Cinematical: Year of the Dog came out of a pretty personal place for you -- The inciting incident being a stray cat had been living in your backyard literally dying in your arms. How long a relationship did you have with this cat?
Mike White: A couple years -- I had sort of inherited it when I moved into this house that I had bought. And I didn't have any animals up to that point -- I mean, when I was a little kid, I did -- I didn't even really realize how attached I had become to this cat. Over the years it sort of became my pet; it had come in, slept with me -- I was really just super-stressed, and kind of over-worked, and under-slept, and this cat's death just totally spun me out in a way that I totally did not expect. I just had a really emotional reaction to it, and it just gave me the idea – later, after the dust had settled – I just thought, "Well, that's an interesting idea for a movie premise – somebody who has a relationship with a pet, and the loss of that changes their life in away."
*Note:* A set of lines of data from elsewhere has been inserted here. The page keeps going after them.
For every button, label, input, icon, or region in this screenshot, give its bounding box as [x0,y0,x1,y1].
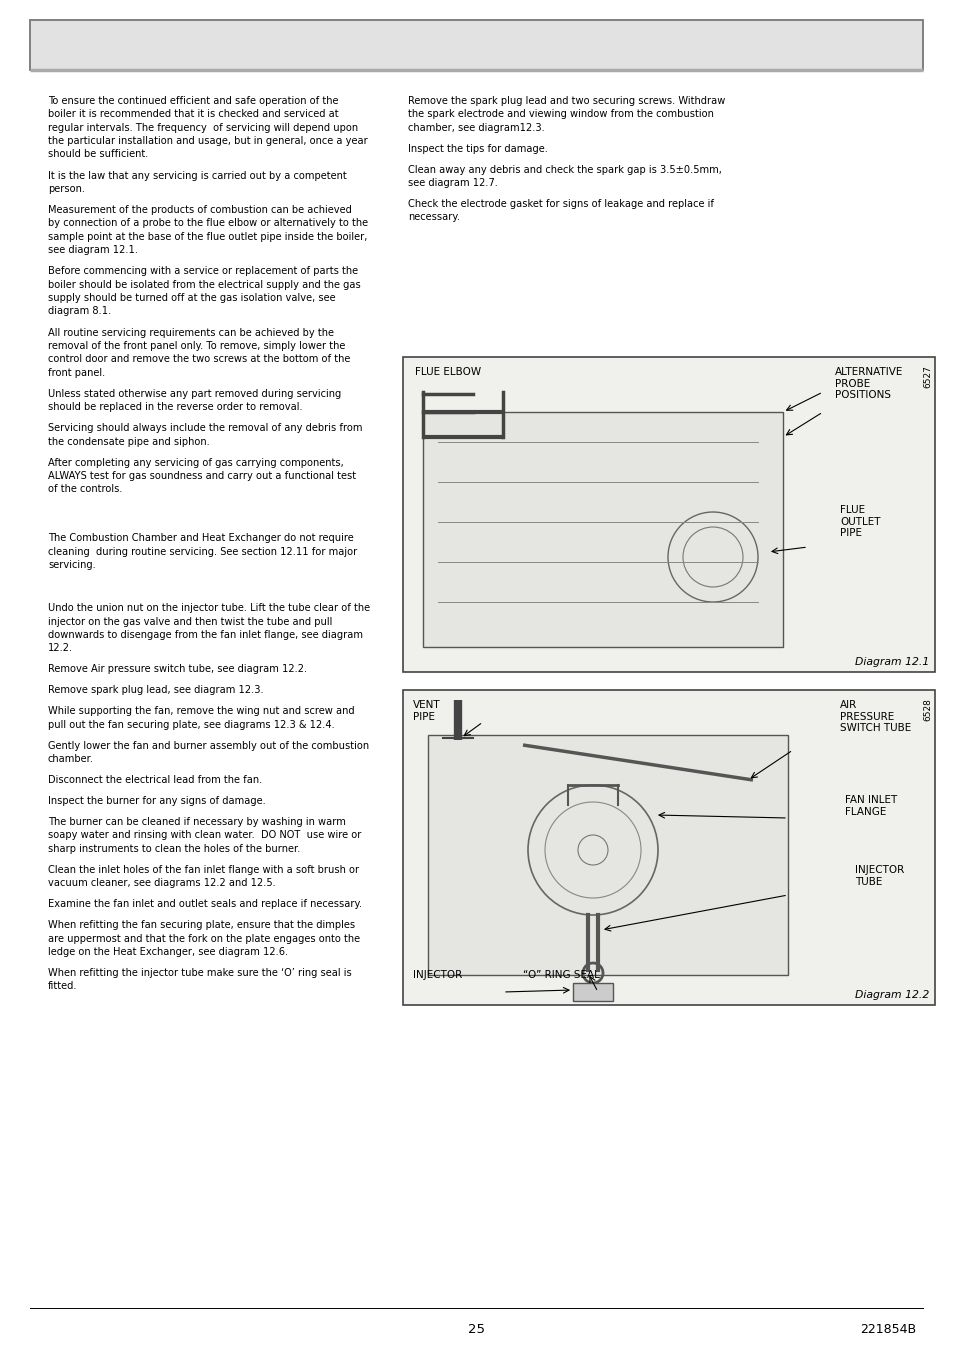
Text: 221854B: 221854B [859,1323,915,1336]
Text: Clean the inlet holes of the fan inlet flange with a soft brush or
vacuum cleane: Clean the inlet holes of the fan inlet f… [48,865,358,888]
Text: To ensure the continued efficient and safe operation of the
boiler it is recomme: To ensure the continued efficient and sa… [48,96,367,159]
Text: INJECTOR
TUBE: INJECTOR TUBE [854,865,903,886]
Text: “O” RING SEAL: “O” RING SEAL [522,970,599,979]
Text: Inspect the tips for damage.: Inspect the tips for damage. [408,143,547,154]
Bar [573,984,613,1001]
Text: 6527: 6527 [923,365,931,388]
Text: The burner can be cleaned if necessary by washing in warm
soapy water and rinsin: The burner can be cleaned if necessary b… [48,817,361,854]
Text: Measurement of the products of combustion can be achieved
by connection of a pro: Measurement of the products of combustio… [48,205,368,255]
Text: Diagram 12.1: Diagram 12.1 [854,657,928,667]
Text: FLUE ELBOW: FLUE ELBOW [415,367,480,377]
Bar [422,412,782,647]
Text: Remove spark plug lead, see diagram 12.3.: Remove spark plug lead, see diagram 12.3… [48,685,263,696]
Text: Examine the fan inlet and outlet seals and replace if necessary.: Examine the fan inlet and outlet seals a… [48,900,362,909]
Text: 25: 25 [468,1323,485,1336]
Text: VENT
PIPE: VENT PIPE [413,700,440,721]
Text: Remove Air pressure switch tube, see diagram 12.2.: Remove Air pressure switch tube, see dia… [48,665,307,674]
Text: All routine servicing requirements can be achieved by the
removal of the front p: All routine servicing requirements can b… [48,327,350,378]
Text: Before commencing with a service or replacement of parts the
boiler should be is: Before commencing with a service or repl… [48,266,360,316]
Bar [428,735,787,975]
Text: Undo the union nut on the injector tube. Lift the tube clear of the
injector on : Undo the union nut on the injector tube.… [48,604,370,654]
Text: When refitting the injector tube make sure the ‘O’ ring seal is
fitted.: When refitting the injector tube make su… [48,967,352,992]
Text: FAN INLET
FLANGE: FAN INLET FLANGE [844,794,897,816]
Text: While supporting the fan, remove the wing nut and screw and
pull out the fan sec: While supporting the fan, remove the win… [48,707,355,730]
Text: Disconnect the electrical lead from the fan.: Disconnect the electrical lead from the … [48,775,262,785]
Text: After completing any servicing of gas carrying components,
ALWAYS test for gas s: After completing any servicing of gas ca… [48,458,355,494]
Text: The Combustion Chamber and Heat Exchanger do not require
cleaning  during routin: The Combustion Chamber and Heat Exchange… [48,534,356,570]
Bar [402,690,934,1005]
Text: Inspect the burner for any signs of damage.: Inspect the burner for any signs of dama… [48,796,266,807]
Text: Unless stated otherwise any part removed during servicing
should be replaced in : Unless stated otherwise any part removed… [48,389,341,412]
Text: Servicing should always include the removal of any debris from
the condensate pi: Servicing should always include the remo… [48,423,362,447]
Text: AIR
PRESSURE
SWITCH TUBE: AIR PRESSURE SWITCH TUBE [840,700,910,734]
FancyBboxPatch shape [30,20,923,70]
Text: Remove the spark plug lead and two securing screws. Withdraw
the spark electrode: Remove the spark plug lead and two secur… [408,96,724,132]
Bar [402,357,934,671]
Text: When refitting the fan securing plate, ensure that the dimples
are uppermost and: When refitting the fan securing plate, e… [48,920,359,957]
Text: FLUE
OUTLET
PIPE: FLUE OUTLET PIPE [840,505,880,538]
Text: Clean away any debris and check the spark gap is 3.5±0.5mm,
see diagram 12.7.: Clean away any debris and check the spar… [408,165,721,188]
Text: INJECTOR: INJECTOR [413,970,462,979]
Text: ALTERNATIVE
PROBE
POSITIONS: ALTERNATIVE PROBE POSITIONS [834,367,902,400]
Text: Gently lower the fan and burner assembly out of the combustion
chamber.: Gently lower the fan and burner assembly… [48,740,369,765]
Text: Check the electrode gasket for signs of leakage and replace if
necessary.: Check the electrode gasket for signs of … [408,199,713,223]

Cinematical: And you're not a psychologist, but obviously, you've thought about this to a certain degree – do you think that people put a lot of emotion into their relationship with their pets, because culturally, we're not supposed to it with work?
MW: Right. I think a lot of people do ... In the movie, people put a lot of their eggs in different ... I mean, Peggy's boss is really into his job, the parents with the kid, her friend at work who's obsessed with her boyfriend. ... Whether it's animals, or -- with animals, because they are a source of affection and because the relationship is relatively uncomplicated – there's not a lot of the bargaining that goes on in human relationships, and the needs of animals are pretty simple: being fed, and ...
Cinematical: Pick up the poop. ...
MW: Right. I think the movie – while it does sort of take her animal passion or animal love seriously, it also does gets into her projection on to the animals in her life and how some of it is a little absurd and kind of misguided at some points, too.